How different input data formats are handled
Vector data
Geostatistical Wizard, the ESDA tools, and the Geostatistical Analyst geoprocessing tools can accept points, lines, and polygons as input data.
- Point data is read as x,y coordinates and an attribute value at each location. In the case where two or more points have the same x,y coordinates, the attribute values can be treated in different ways. Geostatistical Wizard will prompt you to choose an option. For geoprocessing tools, the option must be set using the coincident points environment variable. See How coincident data is handled for more information.

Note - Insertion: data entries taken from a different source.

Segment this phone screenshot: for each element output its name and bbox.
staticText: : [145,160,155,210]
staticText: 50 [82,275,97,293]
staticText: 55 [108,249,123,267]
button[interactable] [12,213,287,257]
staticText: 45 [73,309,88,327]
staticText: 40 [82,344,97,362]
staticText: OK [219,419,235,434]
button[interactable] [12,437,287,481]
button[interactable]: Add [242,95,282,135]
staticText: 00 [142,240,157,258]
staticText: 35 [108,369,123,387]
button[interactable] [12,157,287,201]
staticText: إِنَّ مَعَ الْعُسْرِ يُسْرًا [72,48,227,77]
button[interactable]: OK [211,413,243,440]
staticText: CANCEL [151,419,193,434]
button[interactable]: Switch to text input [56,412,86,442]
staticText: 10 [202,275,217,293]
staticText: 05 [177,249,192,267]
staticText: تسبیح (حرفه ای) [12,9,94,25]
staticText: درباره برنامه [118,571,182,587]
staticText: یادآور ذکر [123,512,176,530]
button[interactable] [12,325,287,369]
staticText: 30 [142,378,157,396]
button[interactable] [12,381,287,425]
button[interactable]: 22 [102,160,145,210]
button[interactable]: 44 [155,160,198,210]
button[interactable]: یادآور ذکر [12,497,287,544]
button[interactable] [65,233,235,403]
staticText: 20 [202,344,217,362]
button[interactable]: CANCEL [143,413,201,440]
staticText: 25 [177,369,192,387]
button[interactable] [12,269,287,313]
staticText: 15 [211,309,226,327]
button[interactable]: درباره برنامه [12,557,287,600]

- Line data is used by computing x,y centroid coordinates for each line and reading the data in as points. Lines are also used for interpolation methods that account for barriers (diffusion interpolation and kernel interpolation with barriers).
- Polygon data is used by computing x,y coordinates of each polygon centroid and reading in the data as points. Polygons are not altered when they are used for polygon declustering (see Adjusting for preferential sampling by declustering the data), in conjunction with some of the kriging methods, or when polygons are used to represent barriers.
Raster data
Raster data can also be used as input to Geostatistical Wizard and the Geostatistical Analyst geoprocessing tools. In these cases, the cell centers are assigned x,y coordinates and the data is read in the same way as a point file. The ESDA tools do not allow raster data as input.
Handling missing values
Feature datasets with missing values should be treated with care. If missing values are represented by a code (for example, -99), all the statistical analysis based on that data will be wrong unless one of the two options described below is followed:
- Import the data into a geodatabase and recode all the missing values as <Null> values. Null values will be ignored in all the computations done within Geostatistical Analyst (the ESDA tools, wizard, and geoprocessing tools).
- Write a definition query to exclude the missing values from the dataset. Note that definition queries will exclude entire rows from the attribute table, so you may need copies of the layer if you want to exclude different rows based on different attributes. For example, in the case where two attributes were supposed to be measured at each point, but for a few points, one measurement is missing, one layer would have a definition query to exclude missing values of attribute one, and a copy of the layer would be created using a definition query to exclude missing values for attribute two. For more information on using definition queries, refer to Building a query expression.
Raster cells that have NoData values are ignored when read in Geostatistical Wizard and the Geostatistical Analyst geoprocessing tools.